Johnstown is a town in Polk County, Wisconsin, United States. The population was 499 at the 2020 census.

==Geography==
According to the United States Census Bureau, the town has a total area of 37.1 square miles (96.1 km^{2}), of which 35.8 square miles (92.6 km^{2}) is land and 1.3 square miles (3.5 km^{2}) (3.61%) is water.

==Demographics==
At the 2000 census there were 520 people in 203 households, including 154 families, in the town. The population density was 14.5 people per square mile (5.6/km^{2}). There were 418 housing units at an average density of 11.7 per square mile (4.5/km^{2}). The racial makeup of the town was 81.15% White, 18.27% Native American, 0.58% from two or more races. Hispanic or Latino of any race were 0.96%.

There were 203 households, out of which 29.1% had children under the age of 18 living with them, 57.1% were married couples living together, 11.8% had a female householder with no husband present, and 24.1% were non-families. 21.7% of households were one person, and 7.9% were one person aged 65 or older. The average household size was 2.56 and the average family size was 2.97.

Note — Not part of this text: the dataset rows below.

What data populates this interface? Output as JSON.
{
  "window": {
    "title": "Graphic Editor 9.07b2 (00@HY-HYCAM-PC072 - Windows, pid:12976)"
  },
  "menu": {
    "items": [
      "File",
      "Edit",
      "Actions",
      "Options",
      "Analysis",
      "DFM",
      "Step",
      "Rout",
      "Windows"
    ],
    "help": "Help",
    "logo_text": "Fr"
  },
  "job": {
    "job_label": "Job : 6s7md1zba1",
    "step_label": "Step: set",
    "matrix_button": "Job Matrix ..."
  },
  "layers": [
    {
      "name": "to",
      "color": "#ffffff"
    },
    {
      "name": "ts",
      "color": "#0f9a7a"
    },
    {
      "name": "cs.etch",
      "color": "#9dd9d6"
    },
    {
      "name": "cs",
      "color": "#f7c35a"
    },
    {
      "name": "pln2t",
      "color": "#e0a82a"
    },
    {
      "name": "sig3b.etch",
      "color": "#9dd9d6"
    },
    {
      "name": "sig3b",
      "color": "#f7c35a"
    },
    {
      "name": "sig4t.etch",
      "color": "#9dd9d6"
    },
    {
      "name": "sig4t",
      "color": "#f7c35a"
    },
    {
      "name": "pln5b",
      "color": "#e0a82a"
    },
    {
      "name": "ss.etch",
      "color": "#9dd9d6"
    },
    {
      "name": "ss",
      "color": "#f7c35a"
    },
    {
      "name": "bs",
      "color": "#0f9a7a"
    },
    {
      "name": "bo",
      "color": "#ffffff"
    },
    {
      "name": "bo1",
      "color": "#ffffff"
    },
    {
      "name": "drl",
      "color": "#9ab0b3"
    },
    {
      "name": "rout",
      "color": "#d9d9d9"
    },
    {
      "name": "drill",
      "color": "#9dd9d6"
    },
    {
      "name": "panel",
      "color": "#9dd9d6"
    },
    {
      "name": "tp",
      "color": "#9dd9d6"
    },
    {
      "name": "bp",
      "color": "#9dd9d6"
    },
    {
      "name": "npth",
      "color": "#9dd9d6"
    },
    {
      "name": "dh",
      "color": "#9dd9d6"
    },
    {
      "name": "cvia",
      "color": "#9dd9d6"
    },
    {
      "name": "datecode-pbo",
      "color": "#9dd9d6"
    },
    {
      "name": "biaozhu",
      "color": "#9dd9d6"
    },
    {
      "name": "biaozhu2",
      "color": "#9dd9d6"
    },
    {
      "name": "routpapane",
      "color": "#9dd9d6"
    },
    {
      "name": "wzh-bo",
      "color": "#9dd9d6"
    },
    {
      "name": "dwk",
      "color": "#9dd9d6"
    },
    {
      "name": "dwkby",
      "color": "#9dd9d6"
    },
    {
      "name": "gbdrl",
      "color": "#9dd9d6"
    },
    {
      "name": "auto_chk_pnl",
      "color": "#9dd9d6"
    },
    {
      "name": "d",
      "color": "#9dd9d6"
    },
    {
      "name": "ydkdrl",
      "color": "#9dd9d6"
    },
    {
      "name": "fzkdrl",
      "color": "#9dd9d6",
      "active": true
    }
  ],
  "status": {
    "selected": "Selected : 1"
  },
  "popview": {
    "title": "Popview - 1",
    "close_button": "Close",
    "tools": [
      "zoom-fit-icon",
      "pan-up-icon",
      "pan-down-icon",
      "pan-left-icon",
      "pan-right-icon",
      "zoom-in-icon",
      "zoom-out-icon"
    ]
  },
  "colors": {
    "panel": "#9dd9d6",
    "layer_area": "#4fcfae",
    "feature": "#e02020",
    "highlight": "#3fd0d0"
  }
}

The age distribution was 26.3% under the age of 18, 6.5% from 18 to 24, 21.7% from 25 to 44, 30.8% from 45 to 64, and 14.6% 65 or older. The median age was 42 years. For every 100 females, there were 109.7 males. For every 100 females age 18 and over, there were 111.6 males.

The median household income was $37,500 and the median family income was $38,750. Males had a median income of $33,000 versus $21,875 for females. The per capita income for the town was $17,368. 18.5% of the population and 14.7% of families were below the poverty line. Out of the total population, 22.3% of those under the age of 18 and 6.8% of those 65 and older were living below the poverty line.